The news was revealed in a letter from the surgery’s business manager Sandra Lloyd, circulated at last night’s meeting of the Bradley Stoke Safer and Stronger Community Group (SSCG).
The nine GPs currently working at the surgery will be joined by Dr Saddiqui, a male doctor, from 1st April and Dr Acharya, a female doctor, from 7th May.
The practice also reports that it has already increased the strength of its nursing team by employing two extra health care assistants.
And in an effort to cater for working patients, the Lead Nurse now works until 6pm on three days of the week and 6:30pm on a fourth.

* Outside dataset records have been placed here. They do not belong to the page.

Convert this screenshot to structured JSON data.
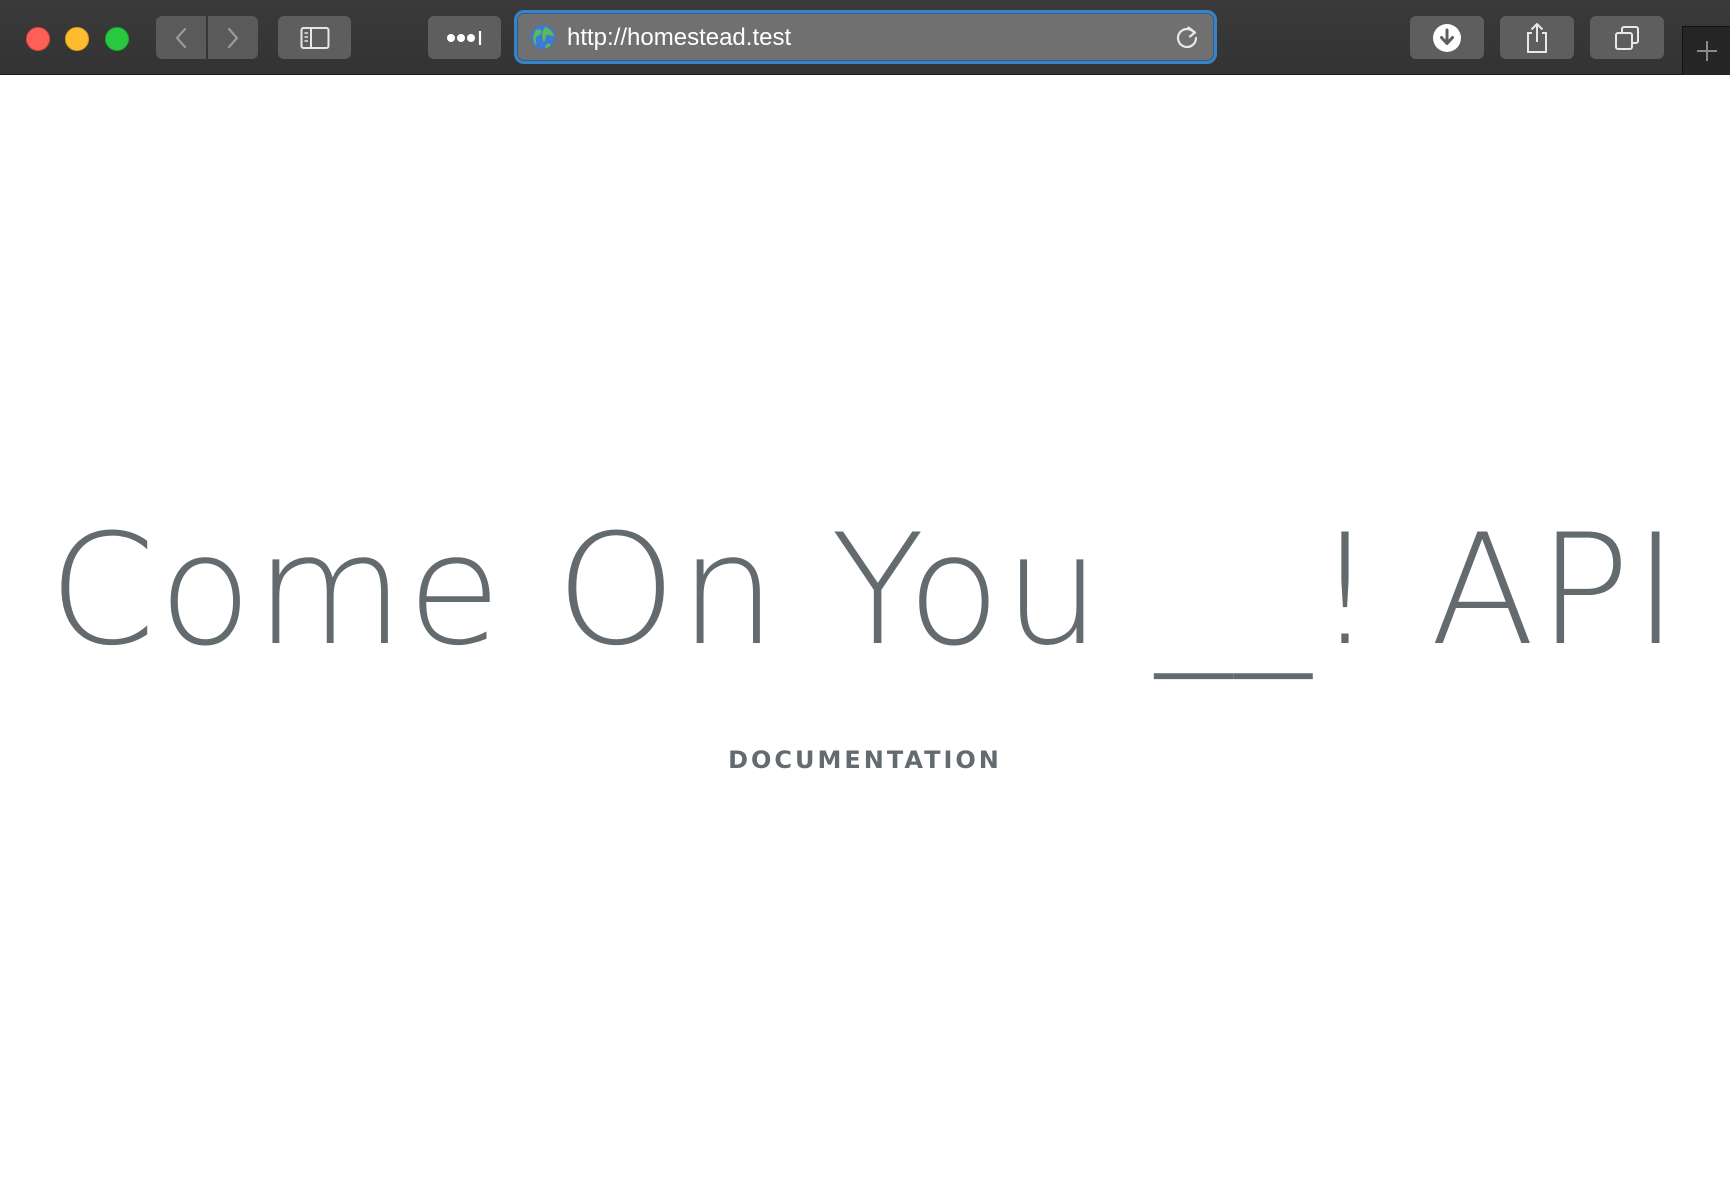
{
  "browser": {
    "address_bar": {
      "url": "http://homestead.test"
    },
    "toolbar": {
      "back_icon": "chevron-left-icon",
      "forward_icon": "chevron-right-icon",
      "sidebar_icon": "sidebar-icon",
      "extensions_icon": "more-dots-icon",
      "download_icon": "download-icon",
      "share_icon": "share-icon",
      "tabs_icon": "tab-overview-icon",
      "new_tab_icon": "plus-icon"
    },
    "colors": {
      "toolbar": "#383838",
      "address_focus": "#3b82c4",
      "close": "#fe5f57",
      "minimize": "#febc2e",
      "zoom": "#28c840"
    }
  },
  "page": {
    "title": "Come On You __! API",
    "links": [
      {
        "label": "DOCUMENTATION"
      }
    ],
    "text_color": "#636b6f"
  }
}
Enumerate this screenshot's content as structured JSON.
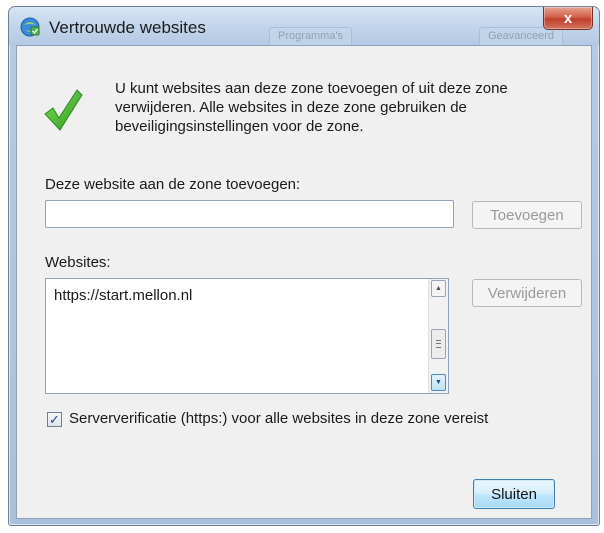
{
  "window": {
    "title": "Vertrouwde websites",
    "close_label": "x",
    "background_tabs": [
      "Programma's",
      "Geavanceerd"
    ]
  },
  "intro_text": "U kunt websites aan deze zone toevoegen of uit deze zone verwijderen. Alle websites in deze zone gebruiken de beveiligingsinstellingen voor de zone.",
  "add_section": {
    "label": "Deze website aan de zone toevoegen:",
    "input_value": "",
    "add_button_label": "Toevoegen"
  },
  "websites": {
    "label": "Websites:",
    "items": [
      "https://start.mellon.nl"
    ],
    "remove_button_label": "Verwijderen"
  },
  "https_checkbox": {
    "checked": true,
    "label": "Serververificatie (https:) voor alle websites in deze zone vereist"
  },
  "close_button_label": "Sluiten",
  "icons": [
    "trusted-sites-icon",
    "checkmark-icon",
    "close-icon",
    "scroll-up-icon",
    "scroll-down-icon"
  ]
}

The difficulty of obtaining appointments at the surgery has been an ongoing issue of concern for many patients and the subject was most recently raised by Cllr Tom Aditya at the SSCG meeting in May 2012.
The practice responded by sending one of its senior partners, Dr Kilmartin, to address the next SSCG meeting (in August), where it was explained that the surgery’s operation had been disrupted by staff sickness, which had “affected the availability of appointments”.
Measures introduced to improve the situation have included opening the practice at 8am (previously 8:30am) and keeping it open over the lunch period. Appointments can now be booked in person at the surgery from 8am or by telephone from 8:30am, although many patients at the August meeting remarked that by the time they are able to get through on the phone, all the appointment have gone.
Dr Kilmartin claimed that the surgery receives funding for only 10,000 of the 15,000 patients that it actually serves, because Bradley Stoke’s population consists mostly of younger people who are considered less needy, in practising terms, by the NHS.
The surgery also has a system for booking appointments online, although patients have complained that too few appointments are made available though it. In her letter, Ms Lloyd explains that not all appointments are put online “so not to disadvantage patients who do not have internet access”. In June 2012, 154 appointments were offered online, increasing to 264 in October 2012.
A leaflet explaining the appointment booking system is available in the waiting room at the surgery.
In the 2011 GP Patient Surveys (the latest for which results have been published), Bradley Stoke Surgery scored 5.7 out of 10 for the “accessing care” indicator, compared to the national average of 7.2.
The difficulty of obtaining an appointment at the practice is a common theme in reviews left by patients on the NHS Choices website. Respondents over the last year have complained of a “very very poor appointment system” (16th November 2012), an “incredibly bad appointment system” (6th September 2012) and not being able to get an appointment “unless you can wait out in the cold from 8am” (16th February 2012).
Photo: Patients queue outside Bradley Stoke Surgery on a cold winter’s morning in the hope of securing a same-day appointment.
Patients have also taken to venting their frustration on Twitter. A couple of recent examples are:
Bradley stoke doctors needs to sort they act out same as there receptionists! Never in the facility to see anyone in the waiting que!